ISLAMABAD: The Foreign Office avoided on Thursday giving its reaction to allegations levelled by outgoing Afghan President Hamid Karzai against Pakistan and said the government looked forward to working with new President Ashraf Ghani.
“There will be a new government in Afghanistan shortly and we look forward to working with them closely,” spokesperson Tasnim Aslam said at FO’s weekly news briefing.
The comment appeared to be an attempt to put the acrimonious past behind in ties with Afghanistan as the political transition in Kabul gets under way.
Know more: Karzai slams US, Pakistan in farewell speech
In his farewell speech, Mr Karzai said he had visited Pakistan 20 times in an attempt to reach a negotiated settlement with Taliban, but his efforts were thwarted. He accused Pakistan of trying to control Afghanistan’s foreign policy.
Allegations and counter-allegations, because of deep-rooted mistrust between the two countries, are not new.
However, with new government taking office on Monday Pakistan intends to use the opportunity to turn the page in ties.
“Pakistan and Afghanistan are neighbours. We face common challenges and we have to confront them and find solutions for them jointly through collaboration,” the spokesperson said.
Pakistan will use its contacts with the new government to attempt to rebuild the frayed “bilateral relations and resolve the issues of sanctuaries of terrorists inside Afghanistan and cross-border attacks”.
INDIA: The FO spokesperson confirmed that there was no planned meeting between Prime Minister Nawaz Sharif and his Indian counterpart Narendra Modi on the sidelines of the UN General Assembly session in New York. “We have not sought a meeting and we have not received any request,” she added.

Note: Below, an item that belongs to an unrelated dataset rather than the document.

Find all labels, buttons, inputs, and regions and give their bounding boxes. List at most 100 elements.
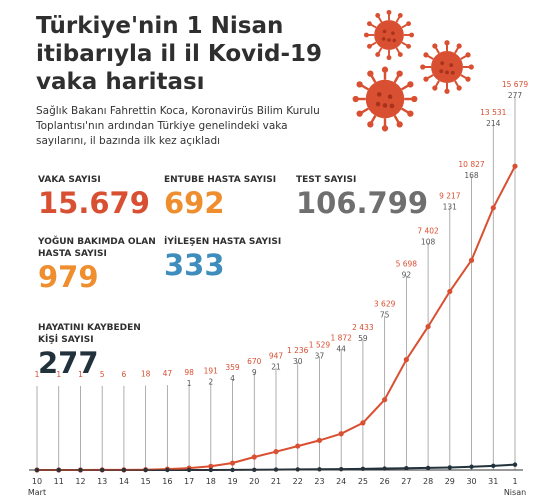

The two countries looked close to a rapprochement after a year and half of border tensions, which badly strained their tense relationship, when Prime Minister Sharif visited Delhi for attending the oath-taking ceremony of Mr Modi.
In their meeting, the two leaders had agreed on a meeting of the foreign secretaries for which a date was also fixed later. But days before the planned Aug 25 meeting of the secretaries in Islamabad, India cancelled it on the pretext that the Pakistani high commissioner in New Delhi had met Kashmiri Hurriyat leaders.
About any proposal for reconvening the cancelled meeting, the spokesperson said: “We did not cancel the talks so it is up to India now to indicate how it wants to proceed.”
She said Pakistan would focus on disputes between the two countries, including the core issue of Jammu and Kashmir, so that a peaceful solution could be found through dialogue. “Our efforts are not lacking in any way.”